Overall, the US Immigration Act of 1990 prohibits foreign crewmen from working as longshoremen while docked in ports in the US. However, it has a few exceptions as explained in the next section.
How Do I qualify for the three exceptions?
To qualify for D-1, you must be:
1. A foreign crewman loading or unloading hazardous cargoes for which the US Department of Transportation has issued appropriate safety and environment regulations.
2. A foreign crewman who works as longshoreman where this is the prevailing practice. This may be demonstrated by a collective bargaining agreement which covers at least 30% of the longshoremen, and which allows foreign crewmen to engage in such practices.
3. A foreign crewman where the ship on which you work is registered in a country, and is owned by nationals of a country, each of which does not disallow crewmen from performing longshore activities aboard U.S. vessels in its ports.
Caution: The Immigration Act also bars aliens from working aboard air and sea carriers during the course of a labor dispute unless the employer shows that the alien was employed prior to the labor dispute and is continuing to work in the same capacity.
What if there are NO bargaining agreements to qualify for the second exception?

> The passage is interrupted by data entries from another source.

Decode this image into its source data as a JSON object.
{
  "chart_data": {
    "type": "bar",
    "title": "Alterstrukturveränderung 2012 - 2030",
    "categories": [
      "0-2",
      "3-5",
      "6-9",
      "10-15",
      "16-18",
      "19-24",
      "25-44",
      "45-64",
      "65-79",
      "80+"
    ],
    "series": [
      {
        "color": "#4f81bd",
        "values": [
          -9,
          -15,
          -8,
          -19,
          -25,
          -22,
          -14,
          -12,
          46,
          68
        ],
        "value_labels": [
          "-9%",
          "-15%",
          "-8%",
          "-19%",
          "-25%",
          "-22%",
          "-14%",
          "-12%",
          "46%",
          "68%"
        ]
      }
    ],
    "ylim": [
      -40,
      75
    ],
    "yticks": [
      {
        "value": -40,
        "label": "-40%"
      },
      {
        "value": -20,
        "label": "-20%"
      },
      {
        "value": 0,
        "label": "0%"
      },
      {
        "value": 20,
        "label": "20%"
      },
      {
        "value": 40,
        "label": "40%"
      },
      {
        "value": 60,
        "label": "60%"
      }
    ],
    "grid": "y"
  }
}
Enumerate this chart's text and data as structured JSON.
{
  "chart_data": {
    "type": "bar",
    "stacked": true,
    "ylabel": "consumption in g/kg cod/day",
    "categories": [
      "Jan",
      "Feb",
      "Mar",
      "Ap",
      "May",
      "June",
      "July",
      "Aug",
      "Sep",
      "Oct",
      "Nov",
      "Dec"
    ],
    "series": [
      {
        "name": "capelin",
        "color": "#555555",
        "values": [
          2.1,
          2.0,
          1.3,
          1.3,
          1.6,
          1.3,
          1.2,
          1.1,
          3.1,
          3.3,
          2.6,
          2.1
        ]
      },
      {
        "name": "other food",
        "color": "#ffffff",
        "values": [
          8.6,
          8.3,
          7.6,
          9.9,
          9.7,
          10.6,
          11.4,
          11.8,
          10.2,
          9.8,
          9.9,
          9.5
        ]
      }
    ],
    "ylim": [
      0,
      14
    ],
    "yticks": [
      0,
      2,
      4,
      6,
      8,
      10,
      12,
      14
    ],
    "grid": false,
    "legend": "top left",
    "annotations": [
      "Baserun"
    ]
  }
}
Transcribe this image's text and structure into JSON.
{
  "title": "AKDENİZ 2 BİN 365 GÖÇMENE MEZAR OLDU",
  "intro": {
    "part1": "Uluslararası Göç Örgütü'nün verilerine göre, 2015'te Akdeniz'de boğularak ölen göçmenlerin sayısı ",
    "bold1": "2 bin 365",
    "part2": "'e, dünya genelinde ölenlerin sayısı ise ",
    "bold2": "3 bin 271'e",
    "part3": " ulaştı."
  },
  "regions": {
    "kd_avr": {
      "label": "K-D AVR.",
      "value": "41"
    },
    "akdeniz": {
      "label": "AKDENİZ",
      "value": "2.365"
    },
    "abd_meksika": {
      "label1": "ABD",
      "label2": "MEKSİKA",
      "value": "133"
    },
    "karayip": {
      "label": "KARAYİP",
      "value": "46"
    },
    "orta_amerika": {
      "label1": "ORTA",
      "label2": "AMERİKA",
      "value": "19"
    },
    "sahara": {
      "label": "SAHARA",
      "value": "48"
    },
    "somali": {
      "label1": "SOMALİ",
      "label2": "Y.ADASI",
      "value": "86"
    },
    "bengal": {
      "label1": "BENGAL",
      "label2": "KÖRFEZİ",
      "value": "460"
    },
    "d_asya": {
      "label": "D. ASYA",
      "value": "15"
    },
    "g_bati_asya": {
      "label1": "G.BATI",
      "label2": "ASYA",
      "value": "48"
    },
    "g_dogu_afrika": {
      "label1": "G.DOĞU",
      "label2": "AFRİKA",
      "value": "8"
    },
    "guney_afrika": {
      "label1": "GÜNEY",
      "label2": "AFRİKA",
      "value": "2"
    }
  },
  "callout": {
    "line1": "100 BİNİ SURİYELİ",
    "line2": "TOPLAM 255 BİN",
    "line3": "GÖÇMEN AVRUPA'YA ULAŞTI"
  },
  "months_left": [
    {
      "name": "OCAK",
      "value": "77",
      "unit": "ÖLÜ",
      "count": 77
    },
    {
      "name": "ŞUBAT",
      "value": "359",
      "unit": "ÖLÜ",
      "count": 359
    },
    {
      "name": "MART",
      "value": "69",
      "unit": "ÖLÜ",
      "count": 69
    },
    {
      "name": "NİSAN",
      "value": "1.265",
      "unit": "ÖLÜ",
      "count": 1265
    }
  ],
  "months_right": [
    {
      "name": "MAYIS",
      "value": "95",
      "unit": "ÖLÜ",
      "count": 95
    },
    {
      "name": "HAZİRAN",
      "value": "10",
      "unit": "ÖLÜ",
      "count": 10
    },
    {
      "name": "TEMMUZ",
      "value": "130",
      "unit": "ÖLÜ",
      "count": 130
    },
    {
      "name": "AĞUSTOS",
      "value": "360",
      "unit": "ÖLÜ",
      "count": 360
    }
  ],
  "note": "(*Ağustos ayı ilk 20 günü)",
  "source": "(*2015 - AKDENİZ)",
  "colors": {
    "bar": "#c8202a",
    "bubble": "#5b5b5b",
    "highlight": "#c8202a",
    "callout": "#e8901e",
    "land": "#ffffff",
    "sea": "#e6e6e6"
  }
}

In the absence of an agreement, the ship owner must file an attestation with the U.S. Department of Labor at least 14 days before the work is to be performed. The attestation must state that:
· The activity is permitted at the local port;
· There is no strike or lockout
· Such action is not intended to influence the outcome of a labor election, and
· A notice of the attestation has been provided to the bargaining representative of longshoremen in the local port.
Caution: Such attestations must be renewed on a yearly basis. Penalties may be imposed for a material misrepresentation or for an employer’s failure to meet a condition of the attestation.